En los últimos días ha sido una constante en diferentes circunstancias (hablando de temas sanitarios) el escuchar la frase “la autoridad está ausente”, lo cual llamó mi atención. Si apelamos al significado en su más pura vertiente, entendemos que el concepto de autoridad es la “facultad o derecho de mandar o gobernar a personas que están subordinadas” y al menos al día de hoy, no veo algún atisbo de que estas atribuciones estén disminuidas por quienes ostentan estos “cargos” o “puestos” de autoridad.
Sin embargo, considero que debemos de apelar no al significado, sino al origen de la palabra “autoridad”: la etimología proviene de “auctocritas”, derivada de “augere”, que significa “aumentar, promover o hacer progresar”, es decir, esta palabra posee desde sus orígenes esa cualidad “creadora”. Desafortunadamente, se nota que es limitada (a veces inexistente) esa capacidad de progreso, promoción del crecimiento o creación por parte de quienes se ostentan como los “encargados” de la salud en nuestro país y al contrario, parece que es obligación el estancarse, mantenerse o incluso destruir, retrasar o desaparecer sistemas o instituciones que otrora fueron o pudieron ser mecanismos de salvaguarda de la salud poblacional.
De igual manera el concepto de autoridad, bajo una concepción personal, tiene detrás de sí la inapelable responsabilidad de la rendición de cuentas. Para un representante de autoridad, en especial de gobierno, el fallar a representarse a sí mismo para rendir cuentas a la población es generador de ruptura, pérdida de confianza y legitimidad. Más allá de las repercusiones legales por no afrontar este ejercicio de transparencia y comunicación, habrían de presentarse consecuencias para quien no pueda tomar responsabilidad de las decisiones y acciones que ha tomado, al conferírsele una responsabilidad, mandato o “autoridad”.
Deberían tener estos personajes (y esta es la tragedia) un sentido de que habrá consecuencias por faltar a dar explicación de las decisiones, acciones o inacciones consecuentes en los rubros político (al perder el apoyo de las poblaciones, perder sus cargos, no ser sujetos a re-elección o refrendo de sus puestos), social (protestas, descontento o demandas), mediático (intensificación de investigaciones, notas aumentadas o exposición incrementada), institucionales (al referirse este comportamiento falto de transparencia a todo un sistema de gobierno o administración) e incluso de trascendencia regional o internacional (con la pérdida de credibilidad, problemas diplomáticos o de colaboración).
Aquellas “autoridades” que no son capaces de rendir cuentas, fallan a su compromiso de transparencia y son objeto de sospecha de corrupción o agendas ocultas.
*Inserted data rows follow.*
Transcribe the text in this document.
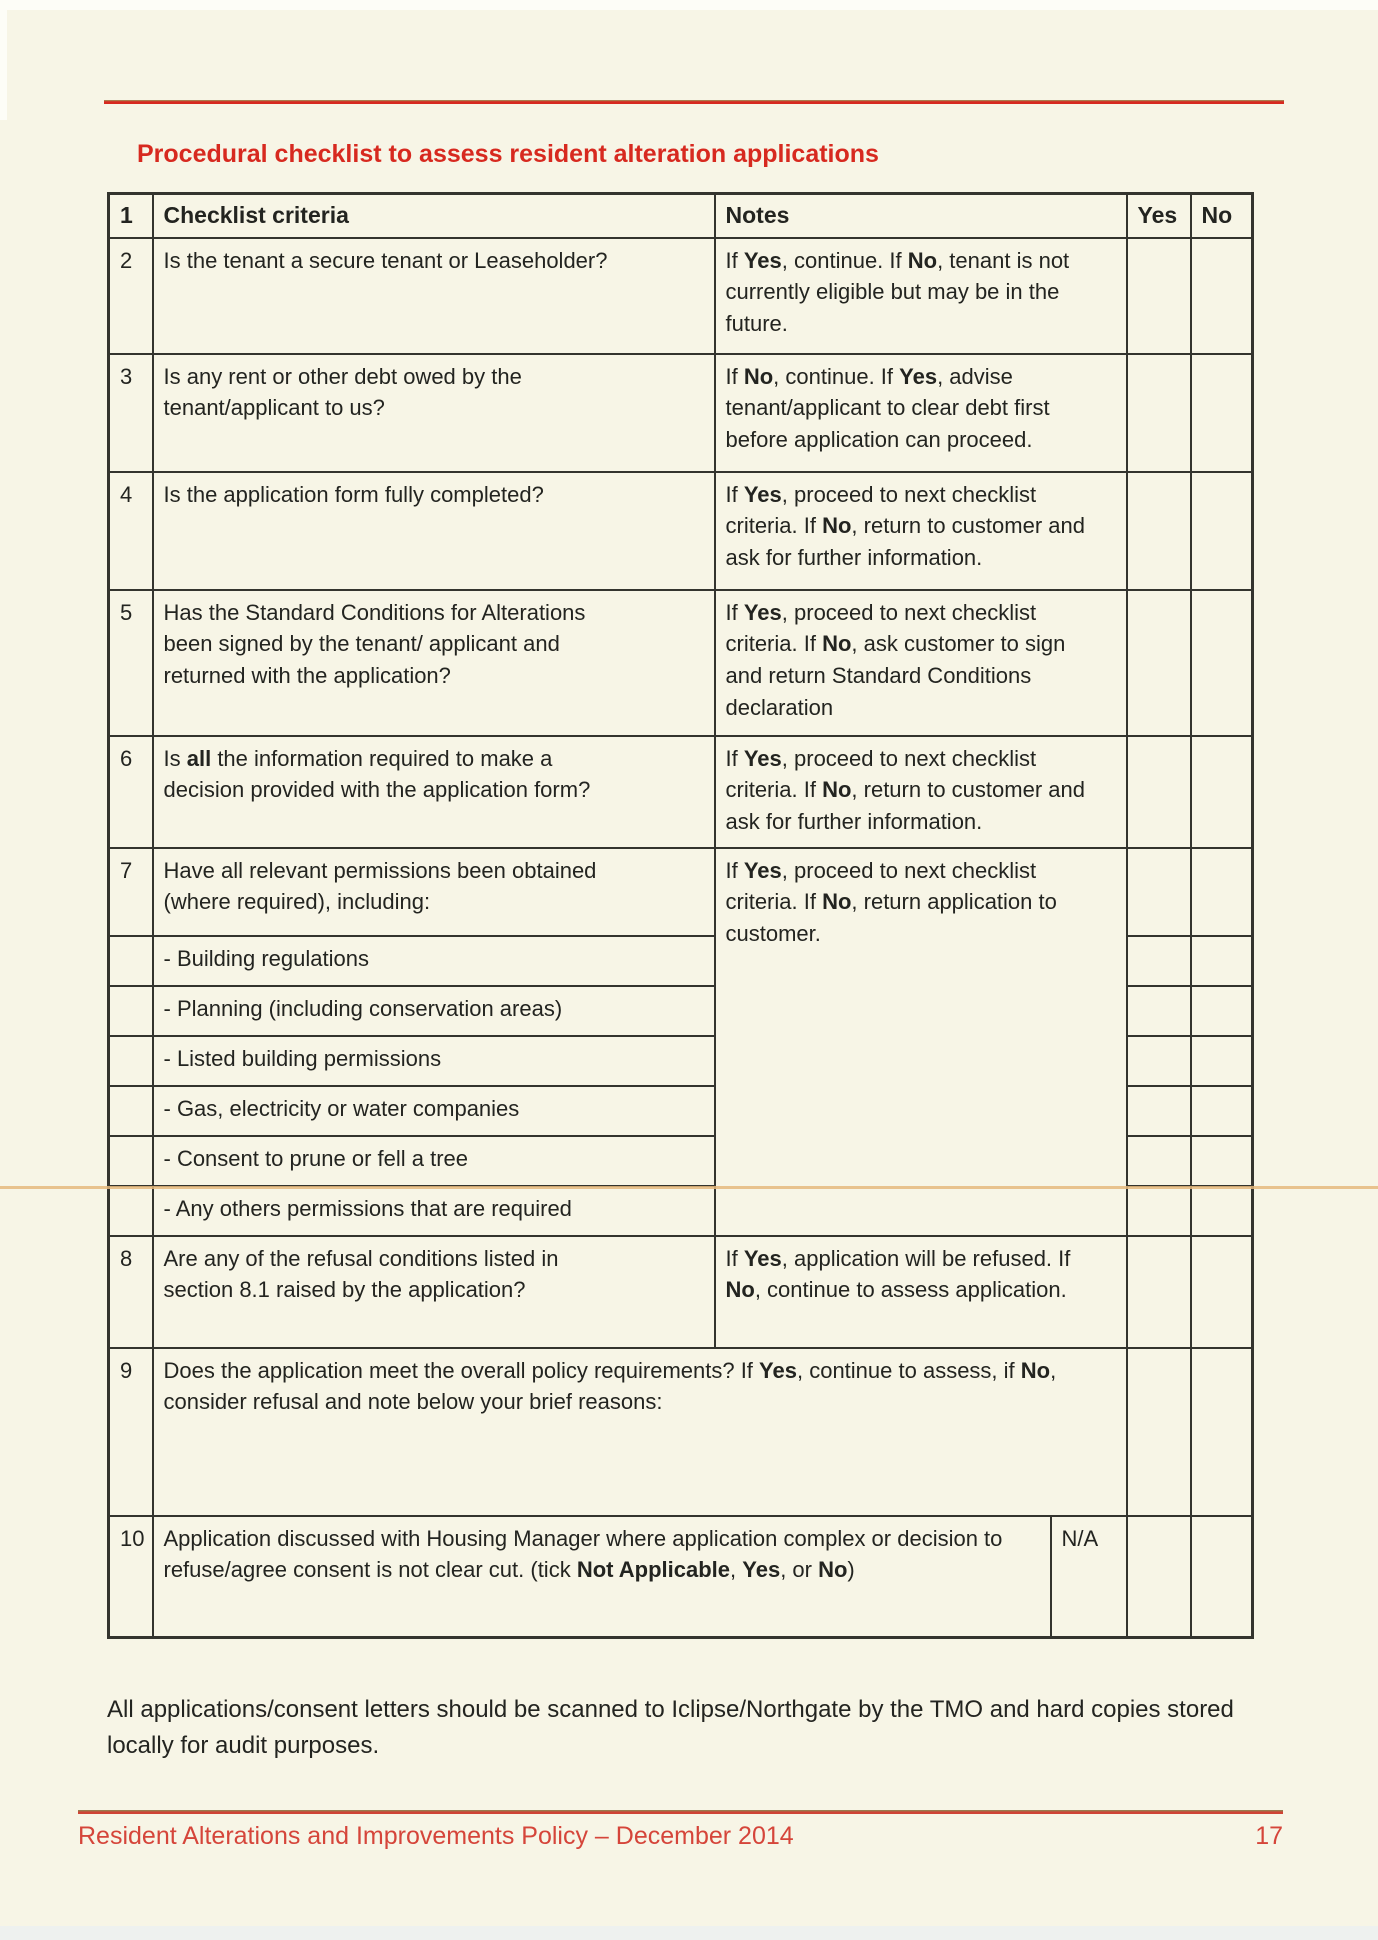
Procedural checklist to assess resident alteration applications
1	Checklist criteria	Notes		Yes	No
2	Is the tenant a secure tenant or Leaseholder?	If Yes, continue. If No, tenant is not currently eligible but may be in the future.			

3	Is any rent or other debt owed by the tenant/applicant to us?	If No, continue. If Yes, advise tenant/applicant to clear debt first before application can proceed.			

4	Is the application form fully completed?	If Yes, proceed to next checklist criteria. If No, return to customer and ask for further information.			

5	Has the Standard Conditions for Alterations been signed by the tenant/ applicant and returned with the application?	If Yes, proceed to next checklist criteria. If No, ask customer to sign and return Standard Conditions declaration			

6	Is all the information required to make a decision provided with the application form?	If Yes, proceed to next checklist criteria. If No, return to customer and ask for further information.			

7	Have all relevant permissions been obtained (where required), including:	If Yes, proceed to next checklist criteria. If No, return application to customer.			

	- Building regulations				

	- Planning (including conservation areas)				

	- Listed building permissions				

	- Gas, electricity or water companies				

	- Consent to prune or fell a tree				

	- Any others permissions that are required				

8	Are any of the refusal conditions listed in section 8.1 raised by the application?	If Yes, application will be refused. If No, continue to assess application.			

9	Does the application meet the overall policy requirements? If Yes, continue to assess, if No, consider refusal and note below your brief reasons:				

10	Application discussed with Housing Manager where application complex or decision to refuse/agree consent is not clear cut. (tick Not Applicable, Yes, or No)		N/A		
All applications/consent letters should be scanned to Iclipse/Northgate by the TMO and hard copies stored locally for audit purposes.
Resident Alterations and Improvements Policy – December 2014	17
De igual manera no demuestran responsabilidad y se entiende que no es de su interés el bien común. Faltan a honrar los principios democráticos de legitimidad, al no ser capaces de responder a las personas que dicen servir. Así mismo, no son garantes de ser entes que escuchen, que puedan identificar necesidades y preocupaciones, de tomar nota, de manifestar siquiera “interés” y son ciegos y sordos a las realidades de los ciudadanos. La falta de rendición de cuentas disminuye la participación ciudadana y se vuelve una barrera para que las personas se inmiscuyan en los procesos democráticos, discusiones o que muestren interés en las decisiones de gobierno y por último, rompen la estabilidad y cohesión social, al minar la confianza con aquellos se denominan “representantes”.
Como ciudadanos, es imperativo exigir la rendición de cuentas. Como “autoridades” es inexcusable hacerlo. En relación a las autoridades sanitarias, se deben cumplir los dos preceptos anteriores. Es tiempo.
Dr. Juan Manuel Cisneros Carrasco, Médico Patólogo Clínico. Especialista en Medicina de Laboratorio y Medicina Transfusional, profesor de especialidad y promotor de la donación voluntaria de sangre.